There’s been a huge leap forward in food quality in the UK in the past five years. London is arguably the best city in the world to eat out in at the moment. There is so much choice in terms of price, style of food and atmosphere that it’s almost impossible to keep up.
But this is also increasingly true of other cities. I’ve visited Bristol, Belfast, Edinburgh and Leeds in the past year and have been seriously impressed with their food scenes. I would put Brighton right up there now as well. The number of seriously good restaurants that have opened in the past five years in the city is amazing.
Having said all that, there are still large swathes of the country where the food is, in the main, bloody awful, so there’s still a long way to go until food is as deeply ingrained in our culture as it is in France and Italy.

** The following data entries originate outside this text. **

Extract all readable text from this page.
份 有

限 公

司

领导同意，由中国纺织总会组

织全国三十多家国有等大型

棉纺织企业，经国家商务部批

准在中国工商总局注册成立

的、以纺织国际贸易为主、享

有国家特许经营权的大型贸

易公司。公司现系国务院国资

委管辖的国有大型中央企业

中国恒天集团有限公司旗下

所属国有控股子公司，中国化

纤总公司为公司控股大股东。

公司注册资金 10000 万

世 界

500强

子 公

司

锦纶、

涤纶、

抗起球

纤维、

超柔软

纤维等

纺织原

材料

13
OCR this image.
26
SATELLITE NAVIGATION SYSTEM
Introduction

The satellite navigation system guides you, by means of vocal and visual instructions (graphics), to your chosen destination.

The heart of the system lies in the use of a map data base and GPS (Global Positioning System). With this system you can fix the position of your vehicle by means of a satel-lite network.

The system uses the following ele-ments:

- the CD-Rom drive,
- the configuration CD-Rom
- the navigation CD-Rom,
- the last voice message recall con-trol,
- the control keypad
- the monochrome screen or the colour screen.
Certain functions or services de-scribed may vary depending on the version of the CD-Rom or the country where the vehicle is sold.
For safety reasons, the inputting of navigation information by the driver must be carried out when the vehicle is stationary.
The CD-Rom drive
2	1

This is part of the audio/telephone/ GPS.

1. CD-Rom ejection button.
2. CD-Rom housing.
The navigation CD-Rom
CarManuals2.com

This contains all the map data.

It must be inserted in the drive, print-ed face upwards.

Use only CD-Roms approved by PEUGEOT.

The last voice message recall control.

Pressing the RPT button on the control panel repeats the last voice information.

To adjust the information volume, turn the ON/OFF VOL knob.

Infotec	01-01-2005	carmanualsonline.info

Where and when do you prefer to write?
I work in a shed at the bottom of my garden and tend to be most productive when I’m totally and utterly under the cosh with deadlines. Nothing sharpens the mind and stops you faffing about in the garden like half a dozen articles all due on the same day.
What question do you find surprising that people ask you about your work?
I will not be held responsible for my actions if another person asks me if being a freelancer involves sitting around in my dressing gown all day watching TV. You have been warned! Likewise, it’s a bit exasperating when people ask me what my favourite cheese is. It’s an impossible question – like trying to name your favourite album.
You’re a judge at the World Cheese Awards and Britain’s Cheesemonger of the Year award – tell us, what is your favourite cheese?
Oh, so this is awkward! Like I said, there is no one cheese to rule them all. There are so many amazing fromages out there and so little time. Discovering and eating them is half the fun. I can tell you, however, that this month I have mostly been eating Kirkham’s Lancashire. It has an fabulous light and fluffy texture, plus a beguiling lactic tang. If you give me a few slices of that with an Eccles cake, I will be your friend.
What top tips would you give aspiring food writers?
Learn to be a journalist first. Accuracy, understanding how to structure an article and how to adapt your writing for your audience are basic elements of any decent journalism course. They are just as relevant to food writing as they are to being a fleet street news hound. Having a niche is pretty handy too (but just don’t choose cheese).
You have recently launched OctoberBest in Brighton – could you let us know a little more about the event?
OctoberBest is a two-week restaurant festival in Brighton and Hove, which takes place next month. It’s grown out of Brighton’s Best Restaurants awards, which fellow food journos Andy Lynes, Euan Macdonald and I launched in February.
We asked more than 100 local food experts – journalists, food bloggers, chefs, restaurateurs and business leaders – to vote for their favourite restaurants in Brighton and Hove from which we created the definitive list of the city’s Top 20 restaurants.
As part of OctoberBEST, all 20 restaurants will be offering special £20 menus and deals from 17-30 October. There are some amazing offers and special dishes being lined up, which will give people the chance to sample the best of Brighton’s dining scene. I’m particularly excited about Chilli Pickle‘s crispy pork knuckle vindaloo, which chef Alun Sperring has developed for the festival.